This week’s Torah portion is called Shemini (“eighth”), which refers to the day after the seven days of training for the Kohanim (priests) before the inauguration of the Mishkan (Tabernacle). Until the eighth day, G‑d’s presence did not fill the Mishkan, and the G‑dly fire didn’t descend onto the altar.

What is it about the eighth that makes all the difference?

In nature, we find seven to be common. There are seven days of the week, seven years to our agricultural cycle. Kabbalah teaches that there are seven building blocks of creation, consisting of six emotional attributes, and the seventh, Malchut, which amplifies these attributes (note the parallel to the six days of the week and Shabbat).

We also find that music has seven notes, A through G. We even are told that King David had a lyre that had seven strings.

All these sevens are meant to bring to the eighth. What is the eighth?

The eighth is our true essence; it is our ability to transcend nature and connect with the part of ourselves that is above nature, our neshamah (soul). The neshamah is a part of G‑d, and when we rise above nature, we feel our essential bond with Him.

The seven days of training brought them to the eighth day, on which G‑d’s presence re-entered the Jewish community. This is because we once again found our way above our physical selves and revealed our oneness with G‑d.

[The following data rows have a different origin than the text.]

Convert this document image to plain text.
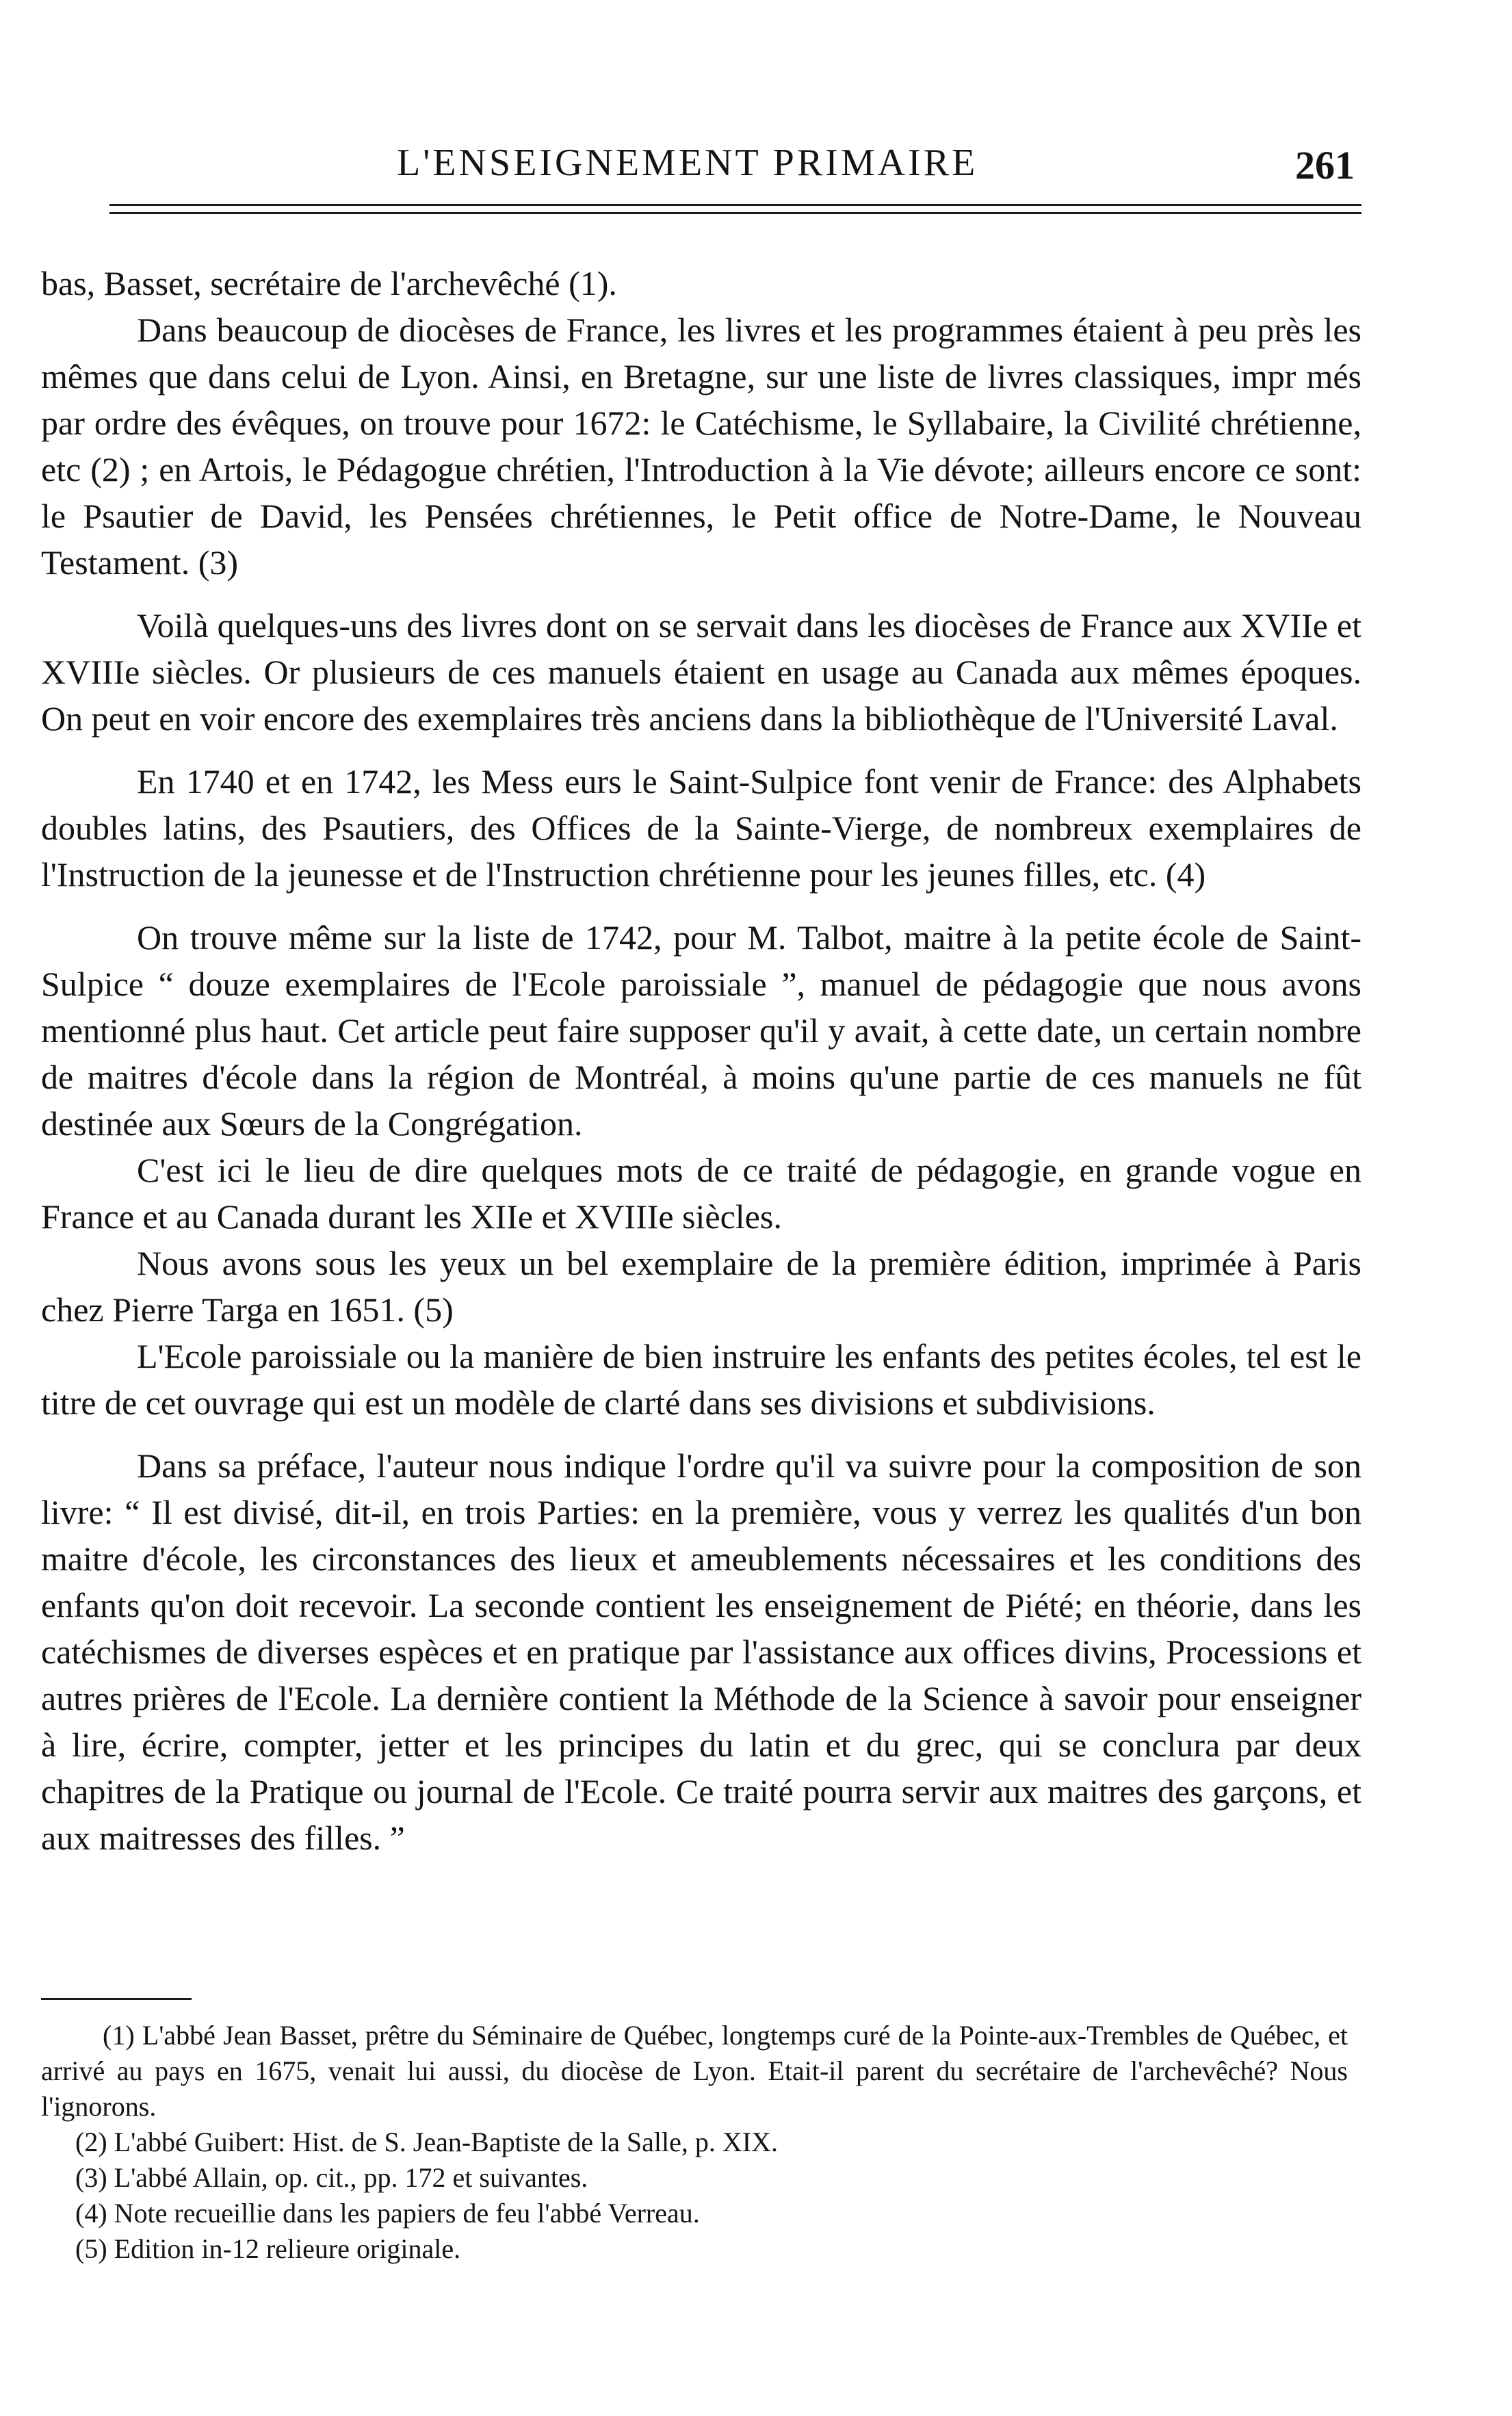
L'ENSEIGNEMENT PRIMAIRE	261

bas, Basset, secrétaire de l'archevêché (1).

Dans beaucoup de diocèses de France, les livres et les programmes étaient à peu près les mêmes que dans celui de Lyon. Ainsi, en Bretagne, sur une liste de livres classiques, impr més par ordre des évêques, on trouve pour 1672: le Catéchisme, le Syllabaire, la Civilité chrétienne, etc (2) ; en Artois, le Pédagogue chrétien, l'Introduction à la Vie dévote; ailleurs encore ce sont: le Psautier de David, les Pensées chrétiennes, le Petit office de Notre-Dame, le Nouveau Testament. (3)

Voilà quelques-uns des livres dont on se servait dans les diocèses de France aux XVIIe et XVIIIe siècles. Or plusieurs de ces manuels étaient en usage au Canada aux mêmes époques. On peut en voir encore des exemplaires très anciens dans la bibliothèque de l'Université Laval.

En 1740 et en 1742, les Mess eurs le Saint-Sulpice font venir de France: des Alphabets doubles latins, des Psautiers, des Offices de la Sainte-Vierge, de nombreux exemplaires de l'Instruction de la jeunesse et de l'Instruction chrétienne pour les jeunes filles, etc. (4)

On trouve même sur la liste de 1742, pour M. Talbot, maitre à la petite école de Saint-Sulpice “ douze exemplaires de l'Ecole paroissiale ”, manuel de pédagogie que nous avons mentionné plus haut. Cet article peut faire supposer qu'il y avait, à cette date, un certain nombre de maitres d'école dans la région de Montréal, à moins qu'une partie de ces manuels ne fût destinée aux Sœurs de la Congrégation.

C'est ici le lieu de dire quelques mots de ce traité de pédagogie, en grande vogue en France et au Canada durant les XIIe et XVIIIe siècles.

Nous avons sous les yeux un bel exemplaire de la première édition, imprimée à Paris chez Pierre Targa en 1651. (5)

L'Ecole paroissiale ou la manière de bien instruire les enfants des petites écoles, tel est le titre de cet ouvrage qui est un modèle de clarté dans ses divisions et subdivisions.

Dans sa préface, l'auteur nous indique l'ordre qu'il va suivre pour la composition de son livre: “ Il est divisé, dit-il, en trois Parties: en la première, vous y verrez les qualités d'un bon maitre d'école, les circonstances des lieux et ameublements nécessaires et les conditions des enfants qu'on doit recevoir. La seconde contient les enseignement de Piété; en théorie, dans les catéchismes de diverses espèces et en pratique par l'assistance aux offices divins, Processions et autres prières de l'Ecole. La dernière contient la Méthode de la Science à savoir pour enseigner à lire, écrire, compter, jetter et les principes du latin et du grec, qui se conclura par deux chapitres de la Pratique ou journal de l'Ecole. Ce traité pourra servir aux maitres des garçons, et aux maitresses des filles. ”

(1) L'abbé Jean Basset, prêtre du Séminaire de Québec, longtemps curé de la Pointe-aux-Trembles de Québec, et arrivé au pays en 1675, venait lui aussi, du diocèse de Lyon. Etait-il parent du secrétaire de l'archevêché? Nous l'ignorons.

(2) L'abbé Guibert: Hist. de S. Jean-Baptiste de la Salle, p. XIX.

(3) L'abbé Allain, op. cit., pp. 172 et suivantes.

(4) Note recueillie dans les papiers de feu l'abbé Verreau.

(5) Edition in-12 relieure originale.
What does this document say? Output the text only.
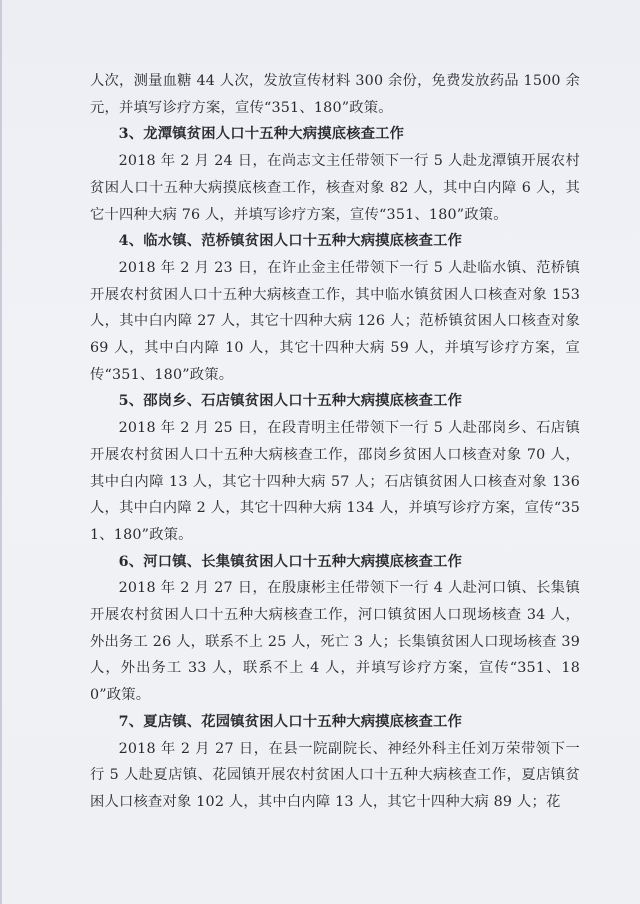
人次，测量血糖 44 人次，发放宣传材料 300 余份，免费发放药品 1500 余元，并填写诊疗方案，宣传“351、180”政策。

3、龙潭镇贫困人口十五种大病摸底核查工作

2018 年 2 月 24 日，在尚志文主任带领下一行 5 人赴龙潭镇开展农村贫困人口十五种大病摸底核查工作，核查对象 82 人，其中白内障 6 人，其它十四种大病 76 人，并填写诊疗方案，宣传“351、180”政策。

4、临水镇、范桥镇贫困人口十五种大病摸底核查工作

2018 年 2 月 23 日，在许止金主任带领下一行 5 人赴临水镇、范桥镇开展农村贫困人口十五种大病核查工作，其中临水镇贫困人口核查对象 153 人，其中白内障 27 人，其它十四种大病 126 人；范桥镇贫困人口核查对象 69 人，其中白内障 10 人，其它十四种大病 59 人，并填写诊疗方案，宣传“351、180”政策。

5、邵岗乡、石店镇贫困人口十五种大病摸底核查工作

2018 年 2 月 25 日，在段青明主任带领下一行 5 人赴邵岗乡、石店镇开展农村贫困人口十五种大病核查工作，邵岗乡贫困人口核查对象 70 人，其中白内障 13 人，其它十四种大病 57 人；石店镇贫困人口核查对象 136 人，其中白内障 2 人，其它十四种大病 134 人，并填写诊疗方案，宣传“351、180”政策。

6、河口镇、长集镇贫困人口十五种大病摸底核查工作

2018 年 2 月 27 日，在殷康彬主任带领下一行 4 人赴河口镇、长集镇开展农村贫困人口十五种大病核查工作，河口镇贫困人口现场核查 34 人，外出务工 26 人，联系不上 25 人，死亡 3 人；长集镇贫困人口现场核查 39 人，外出务工 33 人，联系不上 4 人，并填写诊疗方案，宣传“351、180”政策。

7、夏店镇、花园镇贫困人口十五种大病摸底核查工作

2018 年 2 月 27 日，在县一院副院长、神经外科主任刘万荣带领下一行 5 人赴夏店镇、花园镇开展农村贫困人口十五种大病核查工作，夏店镇贫困人口核查对象 102 人，其中白内障 13 人，其它十四种大病 89 人；花
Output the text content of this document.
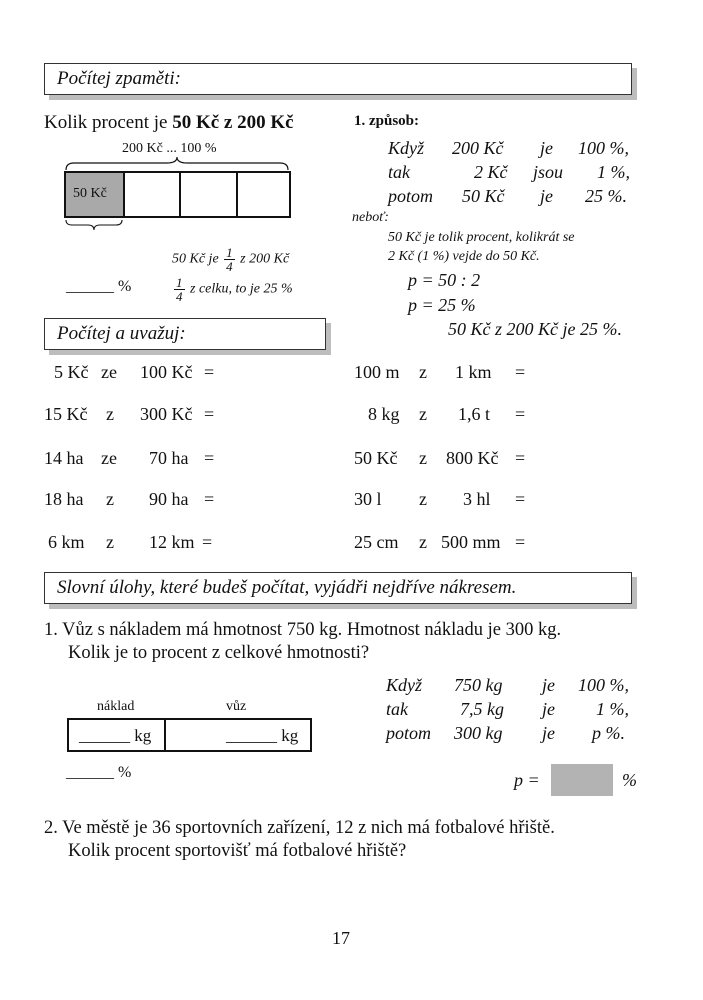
Počítej zpaměti:
Kolik procent je 50 Kč z 200 Kč
200 Kč ... 100 %
50 Kč
50 Kč je $\frac{1}{4}$ z 200 Kč
______ %	$\frac{1}{4}$ z celku, to je 25 %
1. způsob:
Když 200 Kč je 100 %,
tak	2 Kč jsou 1 %,
potom 50 Kč je 25 %.
neboť:
50 Kč je tolik procent, kolikrát se
2 Kč (1 %) vejde do 50 Kč.
p = 50 : 2
p = 25 %
50 Kč z 200 Kč je 25 %.
Počítej a uvažuj:
5 Kč ze 100 Kč =
15 Kč z 300 Kč =
14 ha ze 70 ha =
18 ha z 90 ha =
6 km z 12 km =
100 m z 1 km =
8 kg z 1,6 t =
50 Kč z 800 Kč =
30 l z 3 hl =
25 cm z 500 mm =
Slovní úlohy, které budeš počítat, vyjádři nejdříve nákresem.
1. Vůz s nákladem má hmotnost 750 kg. Hmotnost nákladu je 300 kg.
Kolik je to procent z celkové hmotnosti?
náklad	vůz
______ kg	______ kg
______ %
Když 750 kg je 100 %,
tak	7,5 kg je 1 %,
potom 300 kg je p %.
p =	%
2. Ve městě je 36 sportovních zařízení, 12 z nich má fotbalové hřiště.
Kolik procent sportovišť má fotbalové hřiště?
17
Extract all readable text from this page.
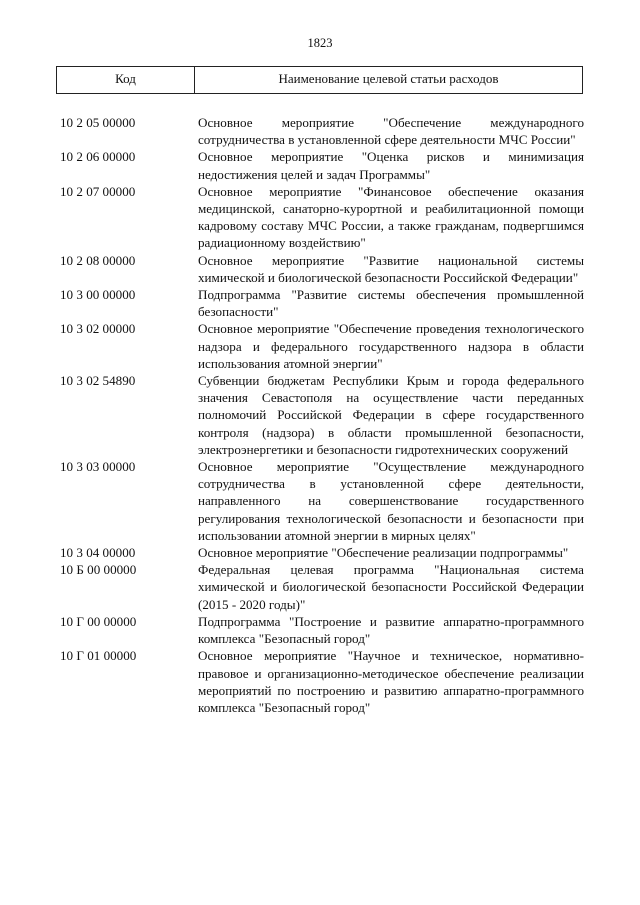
1823
Код	Наименование целевой статьи расходов
10 2 05 00000	Основное мероприятие "Обеспечение международного сотрудничества в установленной сфере деятельности МЧС России"
10 2 06 00000	Основное мероприятие "Оценка рисков и минимизация недостижения целей и задач Программы"
10 2 07 00000	Основное мероприятие "Финансовое обеспечение оказания медицинской, санаторно-курортной и реабилитационной помощи кадровому составу МЧС России, а также гражданам, подвергшимся радиационному воздействию"
10 2 08 00000	Основное мероприятие "Развитие национальной системы химической и биологической безопасности Российской Федерации"
10 3 00 00000	Подпрограмма "Развитие системы обеспечения промышленной безопасности"
10 3 02 00000	Основное мероприятие "Обеспечение проведения технологического надзора и федерального государственного надзора в области использования атомной энергии"
10 3 02 54890	Субвенции бюджетам Республики Крым и города федерального значения Севастополя на осуществление части переданных полномочий Российской Федерации в сфере государственного контроля (надзора) в области промышленной безопасности, электроэнергетики и безопасности гидротехнических сооружений
10 3 03 00000	Основное мероприятие "Осуществление международного сотрудничества в установленной сфере деятельности, направленного на совершенствование государственного регулирования технологической безопасности и безопасности при использовании атомной энергии в мирных целях"
10 3 04 00000	Основное мероприятие "Обеспечение реализации подпрограммы"
10 Б 00 00000	Федеральная целевая программа "Национальная система химической и биологической безопасности Российской Федерации (2015 - 2020 годы)"
10 Г 00 00000	Подпрограмма "Построение и развитие аппаратно-программного комплекса "Безопасный город"
10 Г 01 00000	Основное мероприятие "Научное и техническое, нормативно-правовое и организационно-методическое обеспечение реализации мероприятий по построению и развитию аппаратно-программного комплекса "Безопасный город"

Music has the ability to move us. Music is the language of the soul. The right music will uplift you and bring you closer to G‑d.

Several years ago, while going through a rough patch, I wrote a song asking G‑d to shine a little light and brighten what seemed to be a darkness I could not overcome. Later, I realized that there is no darkness that cannot be overcome. All I needed to do is dig deep inside and find the light inside me—my beautiful neshamah—and let it shine on myself and others. Writing the song uplifted me.

Once again, my family and I found ourselves in a dark situation when G‑d gifted me with ALS. Every day seemed worse than the one before, as I was getting weaker each day. Then my daughter, Fruma, found the song, which I recorded on a cell phone. Once again, it was there to lift me up.

When my friend Chaim Marcus heard the song, he felt that the world should hear it. Gathering some of the greatest talent together, he produced this song, sparing nothing to make sure it was perfect—and it is. We are so thankful to all of those who put their talents and hearts into this project. Without you, it would still be just a little light.

It lifted me up, and I hope the song lifts you up as well.